The old Marine Board quarry on the north side of Shag Bay.
I paddled into Shag Bay and looked for a good spot to land. In the quarry there are piles of rusting metal, and at the head of the bay an old boiler that I recalled from the previous visit. I wanted to check them all out but I was lairy about slipping on the slimy rocks. I ended up finding a good rock shelf just below the waterline near the quarry that would be safe enough to climb out on.

The whole area is is fascinating and the lack of signs is surprising. Today I have been reading about the boiler - it is a remnant of the bone mill, which shut down after a fatal accident when a different boiler exploded and killed a father and son. An inquest was held and you can read the newspaper report here. The roof of the boiler shed blew hundreds of feet into the air.

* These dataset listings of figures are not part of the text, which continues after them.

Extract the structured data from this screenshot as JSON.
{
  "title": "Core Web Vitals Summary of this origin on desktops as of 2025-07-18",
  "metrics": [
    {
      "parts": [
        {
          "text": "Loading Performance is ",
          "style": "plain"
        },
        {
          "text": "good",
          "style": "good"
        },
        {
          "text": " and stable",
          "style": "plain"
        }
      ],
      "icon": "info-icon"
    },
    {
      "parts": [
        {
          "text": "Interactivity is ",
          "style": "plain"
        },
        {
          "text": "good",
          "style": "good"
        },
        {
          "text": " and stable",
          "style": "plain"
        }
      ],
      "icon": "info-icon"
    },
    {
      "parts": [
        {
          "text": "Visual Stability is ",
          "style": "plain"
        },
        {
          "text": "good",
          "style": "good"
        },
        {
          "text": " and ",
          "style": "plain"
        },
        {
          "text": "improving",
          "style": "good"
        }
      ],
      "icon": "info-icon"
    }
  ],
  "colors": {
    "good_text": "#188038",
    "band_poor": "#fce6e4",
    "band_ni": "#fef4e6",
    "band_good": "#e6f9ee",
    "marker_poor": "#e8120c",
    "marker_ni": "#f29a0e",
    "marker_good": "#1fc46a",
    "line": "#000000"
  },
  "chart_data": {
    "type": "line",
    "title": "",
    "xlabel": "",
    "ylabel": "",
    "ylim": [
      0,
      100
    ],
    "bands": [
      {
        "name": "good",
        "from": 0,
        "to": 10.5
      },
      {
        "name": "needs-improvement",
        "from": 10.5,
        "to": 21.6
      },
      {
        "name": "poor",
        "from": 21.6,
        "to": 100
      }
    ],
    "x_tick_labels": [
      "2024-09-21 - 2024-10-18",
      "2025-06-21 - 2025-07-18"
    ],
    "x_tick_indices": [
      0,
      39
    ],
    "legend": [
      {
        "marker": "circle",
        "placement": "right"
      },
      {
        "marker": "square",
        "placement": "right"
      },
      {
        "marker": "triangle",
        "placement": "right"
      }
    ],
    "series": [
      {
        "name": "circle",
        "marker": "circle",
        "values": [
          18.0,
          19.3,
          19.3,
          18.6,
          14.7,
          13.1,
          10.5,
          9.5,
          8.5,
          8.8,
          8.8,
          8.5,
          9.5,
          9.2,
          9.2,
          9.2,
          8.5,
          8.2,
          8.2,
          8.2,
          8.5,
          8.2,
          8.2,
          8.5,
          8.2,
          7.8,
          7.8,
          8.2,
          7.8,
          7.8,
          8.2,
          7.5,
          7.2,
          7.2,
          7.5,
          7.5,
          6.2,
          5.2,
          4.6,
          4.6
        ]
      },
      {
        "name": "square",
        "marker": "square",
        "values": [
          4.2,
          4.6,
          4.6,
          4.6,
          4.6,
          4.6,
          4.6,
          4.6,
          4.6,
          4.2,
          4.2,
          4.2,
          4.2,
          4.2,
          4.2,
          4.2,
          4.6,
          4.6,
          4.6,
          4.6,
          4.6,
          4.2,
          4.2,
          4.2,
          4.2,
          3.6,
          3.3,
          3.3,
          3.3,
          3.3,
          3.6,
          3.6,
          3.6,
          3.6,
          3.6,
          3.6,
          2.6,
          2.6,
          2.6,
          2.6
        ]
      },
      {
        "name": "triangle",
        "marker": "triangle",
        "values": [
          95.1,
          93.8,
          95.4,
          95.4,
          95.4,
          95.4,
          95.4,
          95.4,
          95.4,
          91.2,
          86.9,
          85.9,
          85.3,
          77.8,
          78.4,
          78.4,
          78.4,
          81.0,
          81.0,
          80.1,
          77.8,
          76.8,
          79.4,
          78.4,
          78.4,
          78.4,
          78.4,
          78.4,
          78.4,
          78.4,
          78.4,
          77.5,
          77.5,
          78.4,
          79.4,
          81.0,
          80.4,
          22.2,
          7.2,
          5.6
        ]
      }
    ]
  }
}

Edit: after an anonymous tip-off I have found some images that suggest the boiler was a relic of the shipbreaking business which makes more sense.

I wandered around the quarry area and collected a rusty iron spike to bring home for Michael, and some good big flakes of rust for Marcus's chemical experiments. There was not a soul in sight, and it occured to me it would be a beaut place to spend a day painting, untroubled by critics. Then a kayaker went by out in the Derwent and gave me a wave. I had just got back into the wave ski and pushed off when two yachts rounded the point and came into the bay with four or five old blokes on each. So my quiet enjoyment of Shag Bay had just been luck, it seems.

Shag Bay is just a little notch really. Pic from TasTrails
The paddle back to Geilston Bay was a bit choppier and slightly harder work, and my back started to ache. But I really felt that my deskbound worries were getting further away, the colder and wetter and more tired and sore that I got. It was amazing. I just focussed on the thought of beaching the wave ski, getting dry, getting some coffee inside me. Nothing else seemed remotely important.

The kayaker I had seen had got to shore just ahead of me and we had a brief chat. He was similarly inexperienced to me which was nice! I asked him if he'd ever been across the river, and he said no, but we agreed that on a calm day it would be do-able.

When I got home the coffee was marvellous, the ugg boots were fantastic and I even had a couple of emails with work to do, so all up it was very effective therapy.

Thank you to all the people and sites I have pinched photos from. I will try to take my own on the next paddle.

An old ship named the Nelson being broken up in Shag Bay. From the Australian National Shipwreck Database.


Anonymous said...

Hi, Went for a wander into Shag Bay myself yesterday, had been about 25 years! I'm wondering though, if the boiler and scrap could actually be remnants of the shipwreck 'Nelson' ?

Any thoughts on this? Great blog btw, need to get myself paddling too!

chris rees said...

I reckon you are right about the boiler. I have posted one of the pics at the end of the story above, looks a lot like the boiler at Shag Bay. Happy paddling.

Tasmanian Traveller said...

Glad you liked some of my postings and photos. Its always great travelling locally.